The market was lower Monday in something of a holiday type trade (Veteran’s Day), although volume was a stout 69,100 contracts. The market received bullish information Friday from USDA’s monthly crop report, in which the government slashed domestic and foreign production, as well as lowering both domestic and foreign carryouts.
Still, the market could only close moderately higher, as the U.S.-China trade fuss still overhangs the trade. Then this weekend, the news of escalating violence in Hong Kong psychologically broke the market Monday, causing it to give up its Friday gains.

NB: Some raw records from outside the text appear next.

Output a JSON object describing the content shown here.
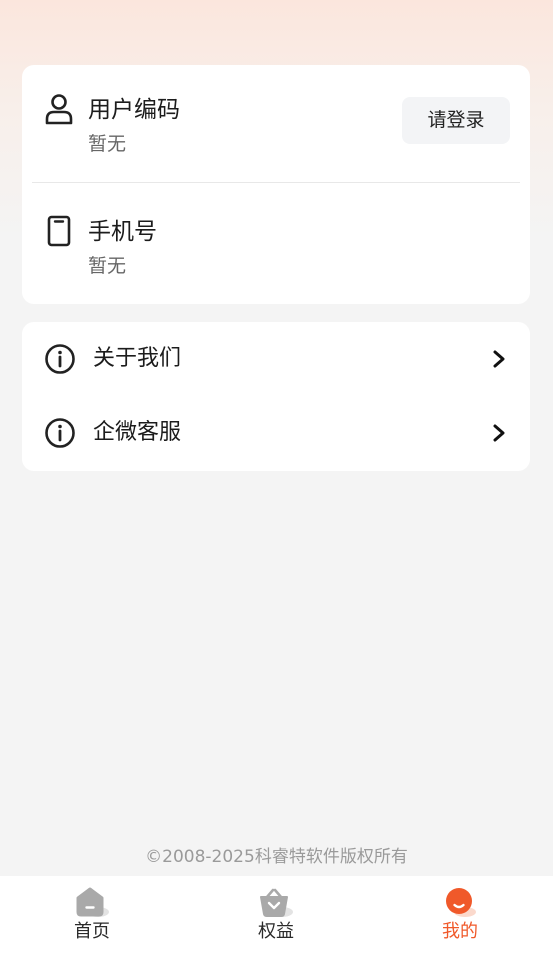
{
  "profile": {
    "user_code_label": "用户编码",
    "user_code_value": "暂无",
    "login_button": "请登录",
    "phone_label": "手机号",
    "phone_value": "暂无"
  },
  "menu": {
    "items": [
      {
        "label": "关于我们",
        "icon": "info-icon"
      },
      {
        "label": "企微客服",
        "icon": "info-icon"
      }
    ]
  },
  "footer": {
    "copyright": "©2008-2025科睿特软件版权所有"
  },
  "tabbar": {
    "active_color": "#f0592a",
    "tabs": [
      {
        "label": "首页",
        "icon": "home-icon",
        "active": false
      },
      {
        "label": "权益",
        "icon": "basket-icon",
        "active": false
      },
      {
        "label": "我的",
        "icon": "profile-icon",
        "active": true
      }
    ]
  }
}
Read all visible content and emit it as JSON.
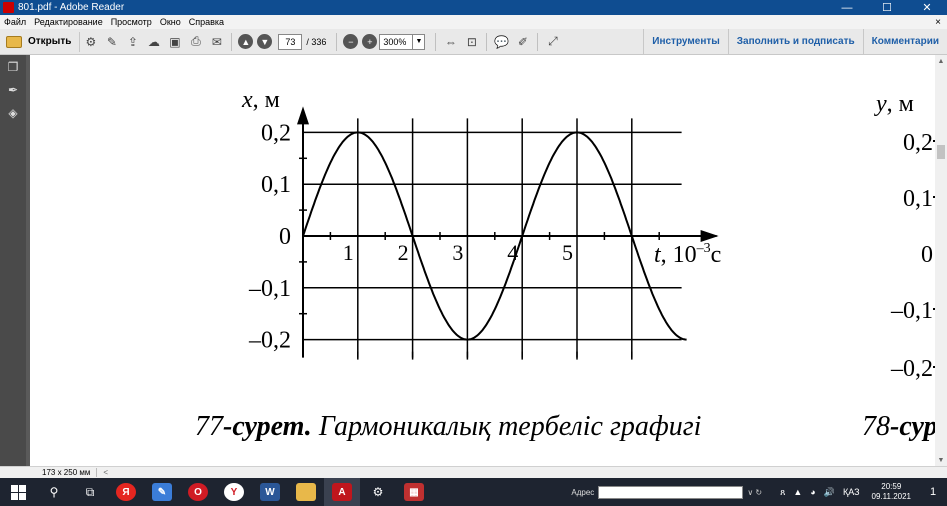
{
  "window": {
    "title": "801.pdf - Adobe Reader",
    "minimize": "—",
    "maximize": "☐",
    "close": "✕"
  },
  "menu": {
    "items": [
      "Файл",
      "Редактирование",
      "Просмотр",
      "Окно",
      "Справка"
    ],
    "close_doc": "×"
  },
  "toolbar": {
    "open_label": "Открыть",
    "page_current": "73",
    "page_total": "/ 336",
    "zoom": "300%",
    "tools_label": "Инструменты",
    "fill_sign_label": "Заполнить и подписать",
    "comments_label": "Комментарии"
  },
  "document": {
    "fig77": {
      "y_axis_label_var": "x",
      "y_axis_label_unit": ", м",
      "y_ticks": [
        "0,2",
        "0,1",
        "0",
        "–0,1",
        "–0,2"
      ],
      "x_ticks": [
        "1",
        "2",
        "3",
        "4",
        "5"
      ],
      "x_axis_label_var": "t",
      "x_axis_label_unit": ", 10",
      "x_axis_label_exp": "–3",
      "x_axis_label_tail": "с",
      "caption_num": "77",
      "caption_bold": "-сурет.",
      "caption_text": " Гармоникалық тербеліс графигі"
    },
    "fig78": {
      "y_axis_label_var": "y",
      "y_axis_label_unit": ", м",
      "y_ticks": [
        "0,2",
        "0,1",
        "0",
        "–0,1",
        "–0,2"
      ],
      "caption_num": "78",
      "caption_bold": "-сур"
    }
  },
  "chart_data": {
    "type": "line",
    "title": "",
    "xlabel": "t, 10⁻³с",
    "ylabel": "x, м",
    "x": [
      0,
      0.5,
      1,
      1.5,
      2,
      2.5,
      3,
      3.5,
      4,
      4.5,
      5,
      5.5,
      6,
      6.5
    ],
    "series": [
      {
        "values": [
          0,
          0.141,
          0.2,
          0.141,
          0,
          -0.141,
          -0.2,
          -0.141,
          0,
          0.141,
          0.2,
          0.141,
          0,
          -0.141
        ]
      }
    ],
    "xlim": [
      0,
      7
    ],
    "ylim": [
      -0.2,
      0.2
    ],
    "period": 4,
    "amplitude": 0.2,
    "curve_end_x": 7,
    "grid": true
  },
  "statusbar": {
    "page_size": "173 x 250 мм",
    "scroll_left": "<"
  },
  "taskbar": {
    "address_label": "Адрес",
    "address_value": "",
    "lang": "ҚАЗ",
    "time": "20:59",
    "date": "09.11.2021",
    "notification_count": "1"
  }
}
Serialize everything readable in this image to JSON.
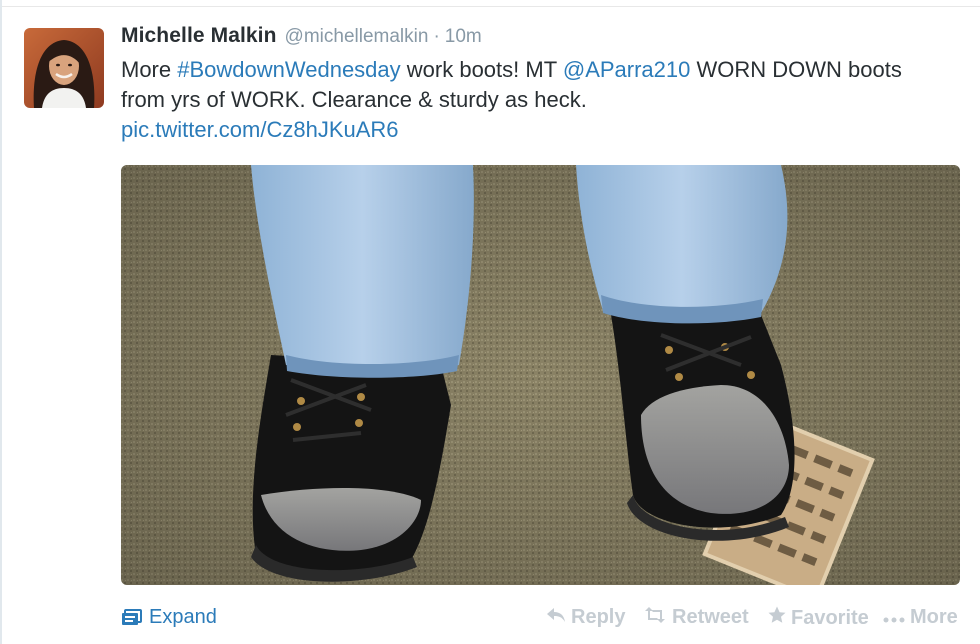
{
  "tweet": {
    "fullname": "Michelle Malkin",
    "screen_name": "@michellemalkin",
    "separator": "·",
    "timestamp": "10m",
    "text": {
      "t1": "More ",
      "hashtag": "#BowdownWednesday",
      "t2": " work boots! MT ",
      "mention": "@AParra210",
      "t3": " WORN DOWN boots from yrs of WORK. Clearance & sturdy as heck.",
      "pic_link": "pic.twitter.com/Cz8hJKuAR6"
    }
  },
  "actions": {
    "expand": "Expand",
    "reply": "Reply",
    "retweet": "Retweet",
    "favorite": "Favorite",
    "more": "More"
  },
  "colors": {
    "link": "#2b7bb9",
    "muted": "#8899a6",
    "action_inactive": "#c5ccd2",
    "text": "#292f33"
  },
  "icons": {
    "expand": "media-card-icon",
    "reply": "reply-arrow-icon",
    "retweet": "retweet-icon",
    "favorite": "star-icon",
    "more": "ellipsis-icon"
  }
}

Tuesday, USDA will issue its latest harvest progress information at 4 p.m. By now the 2019 Crop should be over 60%, or greater, in its harvesting pace.
Over the weekend, President Trump suggesting the imminent lifting of tariffs was not going to happen. He indicated the talks were “going nicely,” but that he was not going to roll back any current tariffs. To further quote the President, he said, “We have to make the right deal for the farmers, manufacturers, for everybody. And if we don’t make that right deal, we’re not going to make a deal.”
Chinese economic data from the weekend showed continued weakness in Chinese economic growth. China’s producer price index (PPI) fell the most this October since July 2016. Additionally, Chinese car sales fell for the 16th consecutive month. Both data sets suggest China’s domestic growth continues to slow down as a result of the U.S.-Chinese trade war.
December cotton settled at 64.29 cents, down 0.43 cent, March ended at 66.08 cents, down 0.49 cent, December 2020 ended at 68.67 cents, up 0.08 cent.